Crash data should be available on a public website, like New York's Vision Zero View. This is one step many Vision Zero cities -- though not all -- have already taken.

Taking is a step further, cities should show the steps they are taking to bring traffic injury and fatality rates down. Seattle's Vision Zero website, for instance, lets people find out where street safety projects are happening, and how far along they are.

In New York, Transportation Alternatives used publicly available data from the city to show the need for faster progress on redesigning dangerous streets.

3. Accountability

Who is responsible for traffic safety outcomes and implementing policy changes? Without clearly defining the agencies and public officials who are accountable for reducing traffic injuries and deaths, the work of Vision Zero can get lost in city bureaucracy and day-to-day routines.

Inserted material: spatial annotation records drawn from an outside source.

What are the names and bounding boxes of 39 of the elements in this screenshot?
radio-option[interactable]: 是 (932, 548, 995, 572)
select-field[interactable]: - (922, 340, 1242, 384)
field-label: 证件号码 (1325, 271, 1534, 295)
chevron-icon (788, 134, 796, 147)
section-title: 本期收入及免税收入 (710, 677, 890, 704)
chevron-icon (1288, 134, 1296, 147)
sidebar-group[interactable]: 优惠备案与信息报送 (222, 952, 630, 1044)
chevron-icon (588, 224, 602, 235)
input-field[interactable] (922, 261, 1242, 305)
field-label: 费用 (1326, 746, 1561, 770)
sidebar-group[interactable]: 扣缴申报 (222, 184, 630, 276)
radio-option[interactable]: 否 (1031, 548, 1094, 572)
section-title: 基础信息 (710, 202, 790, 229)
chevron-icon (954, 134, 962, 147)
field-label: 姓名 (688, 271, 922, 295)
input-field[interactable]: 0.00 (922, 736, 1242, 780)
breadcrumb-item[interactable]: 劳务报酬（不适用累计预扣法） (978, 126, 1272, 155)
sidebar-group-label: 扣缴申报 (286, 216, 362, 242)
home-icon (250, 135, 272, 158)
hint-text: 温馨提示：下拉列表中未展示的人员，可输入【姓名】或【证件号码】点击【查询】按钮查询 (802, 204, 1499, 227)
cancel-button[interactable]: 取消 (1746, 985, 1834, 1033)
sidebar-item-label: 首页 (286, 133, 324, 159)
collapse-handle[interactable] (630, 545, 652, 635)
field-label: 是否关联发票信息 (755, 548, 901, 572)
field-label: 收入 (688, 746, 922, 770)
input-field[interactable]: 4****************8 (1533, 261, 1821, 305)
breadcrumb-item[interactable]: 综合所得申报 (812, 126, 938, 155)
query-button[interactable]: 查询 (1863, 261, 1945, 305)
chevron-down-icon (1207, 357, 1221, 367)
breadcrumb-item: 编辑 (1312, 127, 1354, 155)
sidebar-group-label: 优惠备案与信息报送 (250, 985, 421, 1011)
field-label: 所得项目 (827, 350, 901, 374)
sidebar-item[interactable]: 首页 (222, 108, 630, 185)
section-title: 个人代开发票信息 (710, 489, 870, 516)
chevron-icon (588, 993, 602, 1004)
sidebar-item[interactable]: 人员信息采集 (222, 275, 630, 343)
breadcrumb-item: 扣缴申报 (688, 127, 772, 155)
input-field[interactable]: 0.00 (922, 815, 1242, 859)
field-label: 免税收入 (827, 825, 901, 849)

In Philadelphia's Vision Zero Action plan, there are a list of goals, with a lead agency and timeline for implementation assigned to each. That gives advocates the ability to hold officials accountable, and the Vision Zero Network considers it best practice.

The big picture

The recommendations in the report are derived from practices that have helped corporations achieve sustainability goals. Although they can seem mundane, said Thompson, they're necessary to lay the ground to institutionalize the "big cultural shifts" to make Vision Zero a reality.

"We’re trying to give advocates a tool to hold their cities accountable when they say they’re going to do something," said Thompson. "We need to double down and work harder and put more resources into this growing problem."

Correction: This post originally said traffic deaths jumped nearly 50 percent in 2016 in L.A. The correct figure was 40 percent.